Crypto.com – Popular Exchange.
https://www.binance.us/ – Big Exchange. Controversy surrounding it though.
https://www.bitmart.com/ – Nice Exchange Ive had to use a few times.
Wallets
Wallets are where you will store your crypto currencies. Its good practice to NOT let your crypto live on exchanges, your going to want to transfer it to a separate dedicated wallet as it adds a layer of protection from attacks/hacks on exchanges. There’s two types of wallets, hot and cold wallets.
Hot Wallet: a dedicated crypto wallet, which is always connected to the internet to facilitate fast transfers.
Hot Wallet: Trust Wallet
Cold Wallet: a dedicated crypto wallet, which is kept offline and encrypted to facilitate maximum security from any crypto related threats.
Cold Wallet: Ledger Nano X
Analysis & Research Sites
CyberWorkz – Curated Dashboard of most popular analysis sites, widgets and resources. Including all the links found on this page.

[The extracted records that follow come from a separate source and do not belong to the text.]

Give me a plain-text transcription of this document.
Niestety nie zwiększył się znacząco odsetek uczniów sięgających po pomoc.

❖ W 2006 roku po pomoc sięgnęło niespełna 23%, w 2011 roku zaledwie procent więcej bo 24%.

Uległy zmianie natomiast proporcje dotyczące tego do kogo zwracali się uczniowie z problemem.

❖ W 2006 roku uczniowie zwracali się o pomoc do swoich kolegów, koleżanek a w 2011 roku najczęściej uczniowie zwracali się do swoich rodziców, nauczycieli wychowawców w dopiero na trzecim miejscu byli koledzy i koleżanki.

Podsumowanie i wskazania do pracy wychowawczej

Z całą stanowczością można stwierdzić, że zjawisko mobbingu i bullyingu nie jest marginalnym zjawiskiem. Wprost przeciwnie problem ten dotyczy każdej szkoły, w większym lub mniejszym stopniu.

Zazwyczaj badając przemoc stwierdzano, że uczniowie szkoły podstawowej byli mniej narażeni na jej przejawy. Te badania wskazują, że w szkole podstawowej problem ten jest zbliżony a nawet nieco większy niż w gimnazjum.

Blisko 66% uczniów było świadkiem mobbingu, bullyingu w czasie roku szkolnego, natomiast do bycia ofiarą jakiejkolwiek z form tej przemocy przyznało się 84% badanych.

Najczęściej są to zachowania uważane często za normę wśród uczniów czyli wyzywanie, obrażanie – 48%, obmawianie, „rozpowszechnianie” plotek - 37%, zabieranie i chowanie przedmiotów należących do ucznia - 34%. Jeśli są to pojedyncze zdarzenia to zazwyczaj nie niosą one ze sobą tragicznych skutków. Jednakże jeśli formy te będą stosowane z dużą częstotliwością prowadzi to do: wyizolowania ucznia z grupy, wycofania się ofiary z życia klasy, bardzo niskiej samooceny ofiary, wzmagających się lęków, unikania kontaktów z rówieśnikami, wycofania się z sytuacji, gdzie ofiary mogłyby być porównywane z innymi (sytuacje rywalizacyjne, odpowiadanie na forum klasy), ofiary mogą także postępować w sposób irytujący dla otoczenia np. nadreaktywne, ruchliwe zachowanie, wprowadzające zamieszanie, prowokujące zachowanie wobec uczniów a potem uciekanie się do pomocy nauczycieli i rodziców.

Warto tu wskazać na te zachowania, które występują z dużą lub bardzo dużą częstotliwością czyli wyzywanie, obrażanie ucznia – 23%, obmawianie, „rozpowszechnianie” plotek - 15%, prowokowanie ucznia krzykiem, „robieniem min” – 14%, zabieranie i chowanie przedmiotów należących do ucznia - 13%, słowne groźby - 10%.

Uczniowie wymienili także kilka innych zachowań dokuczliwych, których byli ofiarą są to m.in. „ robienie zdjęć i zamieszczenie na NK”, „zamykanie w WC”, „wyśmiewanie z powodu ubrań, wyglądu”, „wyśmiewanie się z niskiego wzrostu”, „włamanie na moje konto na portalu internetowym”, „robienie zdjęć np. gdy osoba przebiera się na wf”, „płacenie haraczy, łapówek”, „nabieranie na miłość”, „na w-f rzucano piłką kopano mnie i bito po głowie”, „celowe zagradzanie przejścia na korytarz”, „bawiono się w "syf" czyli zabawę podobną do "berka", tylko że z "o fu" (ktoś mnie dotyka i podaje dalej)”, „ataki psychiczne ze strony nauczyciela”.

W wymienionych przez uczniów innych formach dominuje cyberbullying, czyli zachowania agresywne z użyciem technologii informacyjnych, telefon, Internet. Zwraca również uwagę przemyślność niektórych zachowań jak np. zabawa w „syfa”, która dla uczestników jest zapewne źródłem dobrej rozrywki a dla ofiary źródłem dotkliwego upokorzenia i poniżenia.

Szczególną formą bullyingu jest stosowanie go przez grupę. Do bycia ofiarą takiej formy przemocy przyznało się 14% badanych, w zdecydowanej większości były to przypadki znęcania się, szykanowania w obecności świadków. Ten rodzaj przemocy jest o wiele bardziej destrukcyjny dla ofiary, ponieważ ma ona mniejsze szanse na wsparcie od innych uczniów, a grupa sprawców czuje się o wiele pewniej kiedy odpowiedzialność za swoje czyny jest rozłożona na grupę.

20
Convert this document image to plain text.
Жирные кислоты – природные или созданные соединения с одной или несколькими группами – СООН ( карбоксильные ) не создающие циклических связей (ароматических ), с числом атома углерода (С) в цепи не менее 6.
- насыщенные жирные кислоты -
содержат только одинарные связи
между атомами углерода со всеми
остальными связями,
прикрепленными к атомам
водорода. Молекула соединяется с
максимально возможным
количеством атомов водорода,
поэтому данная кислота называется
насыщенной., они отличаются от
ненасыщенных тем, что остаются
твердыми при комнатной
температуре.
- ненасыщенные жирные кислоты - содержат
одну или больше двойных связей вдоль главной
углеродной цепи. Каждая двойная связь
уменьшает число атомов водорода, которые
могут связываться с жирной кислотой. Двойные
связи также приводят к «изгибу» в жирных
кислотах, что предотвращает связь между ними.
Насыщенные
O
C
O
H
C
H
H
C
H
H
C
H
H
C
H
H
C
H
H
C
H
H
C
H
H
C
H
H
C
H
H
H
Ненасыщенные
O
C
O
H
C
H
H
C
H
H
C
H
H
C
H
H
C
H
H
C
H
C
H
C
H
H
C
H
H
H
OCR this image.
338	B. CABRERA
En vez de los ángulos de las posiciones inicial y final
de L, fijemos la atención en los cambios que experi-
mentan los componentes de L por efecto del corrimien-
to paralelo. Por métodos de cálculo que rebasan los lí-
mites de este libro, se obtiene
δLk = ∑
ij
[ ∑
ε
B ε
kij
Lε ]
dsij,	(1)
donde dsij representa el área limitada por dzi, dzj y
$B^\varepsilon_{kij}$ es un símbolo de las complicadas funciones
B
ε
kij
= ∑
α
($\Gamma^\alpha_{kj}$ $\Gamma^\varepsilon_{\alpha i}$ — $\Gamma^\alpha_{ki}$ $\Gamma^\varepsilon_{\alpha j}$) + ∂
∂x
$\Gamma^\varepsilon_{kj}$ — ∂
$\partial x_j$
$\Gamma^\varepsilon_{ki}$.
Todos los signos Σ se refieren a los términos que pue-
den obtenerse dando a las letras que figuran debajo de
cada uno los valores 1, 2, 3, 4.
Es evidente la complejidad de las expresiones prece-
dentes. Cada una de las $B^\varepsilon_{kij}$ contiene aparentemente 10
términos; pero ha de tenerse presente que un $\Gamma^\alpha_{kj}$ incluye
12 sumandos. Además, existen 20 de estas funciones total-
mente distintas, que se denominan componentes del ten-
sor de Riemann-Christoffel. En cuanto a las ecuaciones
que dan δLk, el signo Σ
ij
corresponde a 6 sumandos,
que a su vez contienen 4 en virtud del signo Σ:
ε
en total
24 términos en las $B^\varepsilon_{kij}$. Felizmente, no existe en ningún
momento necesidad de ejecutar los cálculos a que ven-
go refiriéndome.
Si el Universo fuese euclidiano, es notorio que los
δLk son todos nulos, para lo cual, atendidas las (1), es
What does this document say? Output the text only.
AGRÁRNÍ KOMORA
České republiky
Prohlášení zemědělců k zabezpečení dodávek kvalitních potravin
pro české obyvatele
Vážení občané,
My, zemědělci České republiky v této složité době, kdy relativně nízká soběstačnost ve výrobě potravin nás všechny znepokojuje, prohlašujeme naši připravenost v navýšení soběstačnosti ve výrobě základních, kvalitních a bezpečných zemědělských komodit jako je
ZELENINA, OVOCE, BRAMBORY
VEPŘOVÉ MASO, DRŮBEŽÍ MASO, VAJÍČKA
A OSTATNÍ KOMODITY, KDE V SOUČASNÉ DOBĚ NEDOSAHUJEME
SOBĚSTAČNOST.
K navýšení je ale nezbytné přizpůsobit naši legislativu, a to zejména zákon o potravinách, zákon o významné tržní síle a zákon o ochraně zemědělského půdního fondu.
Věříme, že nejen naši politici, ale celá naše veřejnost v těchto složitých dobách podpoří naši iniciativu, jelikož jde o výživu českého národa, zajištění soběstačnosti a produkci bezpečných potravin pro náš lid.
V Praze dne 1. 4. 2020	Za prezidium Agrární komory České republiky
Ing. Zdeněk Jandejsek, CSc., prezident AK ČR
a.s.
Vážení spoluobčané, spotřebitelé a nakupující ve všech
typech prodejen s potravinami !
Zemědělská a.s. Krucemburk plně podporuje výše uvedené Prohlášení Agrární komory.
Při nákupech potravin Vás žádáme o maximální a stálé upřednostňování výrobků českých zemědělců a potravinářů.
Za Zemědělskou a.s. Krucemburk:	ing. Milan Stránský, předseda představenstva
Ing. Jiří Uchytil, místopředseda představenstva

Crypto Bubbles | Interactive bubble chart for crypto currencies
Cryptocurrency Prices, Charts And Market Capitalizations | CoinMarketCap
https://www.investopedia.com/ – Learn about Investing and Technical Analysis.
Youtubers To Follow
https://www.youtube.com/c/MaxMaher – Max Maher, imho the best crypto creator you will find, incredibly honest, transparent, and has an awesome platform you can join to get his calls, check him out. He has great educational and topic discussion videos. Explore his past videos, search “technical analysis” and watch those videos.
https://www.youtube.com/c/MichaelWhitman – Michael Whitman, This guy is one of the first i stumbled upon, he has some good knowledge and helped me understand technical analysis.
https://www.youtube.com/c/AlexBeckersChannel – Alex Becker, I actually ran into this guy a long time ago for marketing and drop shipping, so it was crazy to see him after all this time in a new space, it was pretty cool. Also I like his whole style. Watch a few of his videos and you get what I mean lol.